L'adressage, en dehors des situations d'urgence, est par ailleurs considéré par certains médecins généralistes comme une faute, une erreur ou une preuve d'incompétence. Des Spence, le fameux généraliste écossais éditorialiste dans le BMJ, indique que La valeur de la médecine générale ne tient pas à ce qu'elle fait mais à ce qu'elle ne fait pas. Et il écrivait cela dans un article intitulé de façon provocatrice : "Are nurses better than doctors ?" (LA) où il développait l'idée, franchement antisociale, que les MG adressaient moins que les infirmières, ce qui faisait leur force (5). On peut donc interpréter la phrase de Des Spence de deux façons contradictoires pour qualifier l'adressage : 1) ne pas adresser est une façon de ne rien faire et c'est donc la meilleure solution ; 2) ne pas adresser est une façon de tout faire tout seul et c'est donc la moins bonne solution.
D'autres médecins généralistes pensent que le non adressage peut être considéré comme une perte de chance pour le patient puisque l'avis spécialisé permet d'augmenter la valeur prédictive positive et, donc, la résolution des problèmes. Un médecin qui n'adresse pas pouvant être considéré comme arrogant, inconscient ou incompétent.
Il est aussi des situations, facilitées ou induites par le statut de médecin traitant, où c'est le patient qui impose l'adressage pour de multiples raisons à un médecin qui pense que le client est roi... 
Est-on un bon médecin si l'on adresse beaucoup, moyennement ou peu ? Quand je saurais dans quelle catégorie je me situe, je répondrai...

****

Quoi qu'il en soit, et ne pouvant me comparer à moi-même avec des chiffres précis, sentant que dans nombre de pathologies j'adresse moins et plus dans d'autres, difficile donc de comprendre, mais aussi que l'expérience nous apprend, me semble-t-il, à moins nous méfier des pathologies "bénignes" et plus des pathologies "graves", encore que l'argument de fréquence puisse, comme en pharmacovigilance, nous induire en erreur (comme je n' ai jamais vu de complications, cela ne peut donc pas se produire) et ne pouvant encore moins me comparer aux autres, je voudrais souligner ceci, le fruit d'une expérience unique aux urgences : Soignez vos courriers d'adressage.
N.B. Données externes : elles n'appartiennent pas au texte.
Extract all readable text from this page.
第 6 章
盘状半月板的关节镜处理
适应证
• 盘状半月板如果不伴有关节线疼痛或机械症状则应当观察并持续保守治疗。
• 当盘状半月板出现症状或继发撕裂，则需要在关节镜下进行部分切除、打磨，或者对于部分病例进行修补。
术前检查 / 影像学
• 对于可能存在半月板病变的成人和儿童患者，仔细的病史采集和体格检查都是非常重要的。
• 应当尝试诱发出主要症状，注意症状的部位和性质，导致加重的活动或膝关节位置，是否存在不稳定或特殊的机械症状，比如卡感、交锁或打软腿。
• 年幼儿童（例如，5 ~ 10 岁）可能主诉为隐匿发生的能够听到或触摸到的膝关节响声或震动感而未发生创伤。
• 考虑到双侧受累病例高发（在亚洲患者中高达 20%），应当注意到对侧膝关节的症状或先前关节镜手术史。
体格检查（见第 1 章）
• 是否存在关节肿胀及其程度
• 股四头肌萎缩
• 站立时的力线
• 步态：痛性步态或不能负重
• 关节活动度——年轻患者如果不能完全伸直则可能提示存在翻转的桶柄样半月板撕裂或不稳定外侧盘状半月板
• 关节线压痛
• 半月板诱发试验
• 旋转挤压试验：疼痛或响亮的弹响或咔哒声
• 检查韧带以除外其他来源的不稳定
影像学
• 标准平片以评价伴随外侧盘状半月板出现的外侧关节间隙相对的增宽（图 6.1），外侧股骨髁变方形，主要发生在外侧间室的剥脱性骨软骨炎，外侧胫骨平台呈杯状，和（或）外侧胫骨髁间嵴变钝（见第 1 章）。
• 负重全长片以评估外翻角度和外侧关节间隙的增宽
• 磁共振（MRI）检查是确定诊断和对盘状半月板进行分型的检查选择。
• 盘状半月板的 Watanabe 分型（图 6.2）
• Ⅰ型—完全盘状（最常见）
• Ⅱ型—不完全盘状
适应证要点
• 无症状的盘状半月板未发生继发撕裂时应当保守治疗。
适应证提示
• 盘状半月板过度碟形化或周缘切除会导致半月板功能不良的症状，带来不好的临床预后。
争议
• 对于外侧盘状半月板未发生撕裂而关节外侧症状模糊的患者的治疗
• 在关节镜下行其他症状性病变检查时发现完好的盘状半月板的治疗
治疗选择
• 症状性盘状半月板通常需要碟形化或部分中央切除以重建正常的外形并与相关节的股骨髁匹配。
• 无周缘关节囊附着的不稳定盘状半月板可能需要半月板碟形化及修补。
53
Ce n'est pas la peine d'en mettre des kilomètres, plus les lettres sont longues et moins l'essentiel est là, le collègue qui lit le courrier est un humain comme un autre, il a besoin d'un message clair, c'est vous le médecin traitant après tout, c'est vous le connaisseur du patient, celui qui a lu dans son passé, qui connaît le père du grand-père de la fille qui a vu le chat, c'est vous le chef, c'est vous qui recevrez les doléances du patient après, je suis resté trois heures ou plus dans le couloir à cause de votre courrier illisible, on a dû faire venir Champollion pour le décryptage, il y avait même un interne égyptien aux urgences, envoyez des courriers tapuscrits et pas des saloperies écrites à la main sur un coin de table avec une écriture de médecin qui a des comptes à rendre à son stylo, adressez des courriers qui sont faciles à lire, qui éveillent l'intérêt du lecteur, le destinataire, celui qui reçoit tellement de courriers de merdre tous les jours de la part de médecins généralistes qui s'étonnent ensuite qu'on les prenne pour des khons, respectez votre malade, respectez votre collègue,  pas seulement le cardiologue avec qui vous dînez les soirs de Rotary mais aussi l'interne des urgences qui a appris le français il y a trois jours, rappelez le traitement courant avec des posologies lisibles, le traitement non courant vous n'en savez rien, soignez votre style car c'est vous qui récupérerez le patient après l'examen au dermoscope ou après l'echodoppler veineux...
Compris ?  

Je n'ai donc pas répondu à la question de départ mais il est clair que l'adressage est une des décisions majeures et quotidiennes du médecin généraliste qu'il ne peut considérer comme banale ou sans conséquences. Cette démarche s'inscrit de façon naturelle dans le questionnement permanent en médecine générale qui est celui de l'Evidence Based Medicine où le patient a un rôle central en raison de ses valeurs et de ses préférences. 
Merci d'avance de vos commentaires.

Notes
(1) Il faudra qu'un jour nous nous interrogions sur le rôle de l'IGAS, sur ses "experts", tant en qualité qu'en intérêts, sur la porosité des rapports entre Haute Administration et IGAS et donc entre les politiques qui décident et les politiques qui contrôlent. On se rappelle cette membre de l'IGAS passée à l'Agence du Médicament et qui était là pour défendre la politique Mediator...
(2) Patients who are referred to specialists tend to incur greater health care spending compared with those who remain within primary care, even after adjusting for health status..
 (3) In conclusion, we found that referrals in the United States from PCPs to specialists grew rapidly from 1999 to 2009, with potential implications for health care spending. As federal and state policymakers consider policies for reforming the health care system, developing methods to measure referral appropriateness and using these to promote appropriate referrals may be an important strategy for controlling growth in health care spending. .
(4) Nous n'oublierons pas  non plus que les médecins spécialistes sont, en raison de la découpe académique du corps des malades, des adresseurs potentiels fréquents....
(5) Pour relire ce que j'écrivais sur le sujet : LA.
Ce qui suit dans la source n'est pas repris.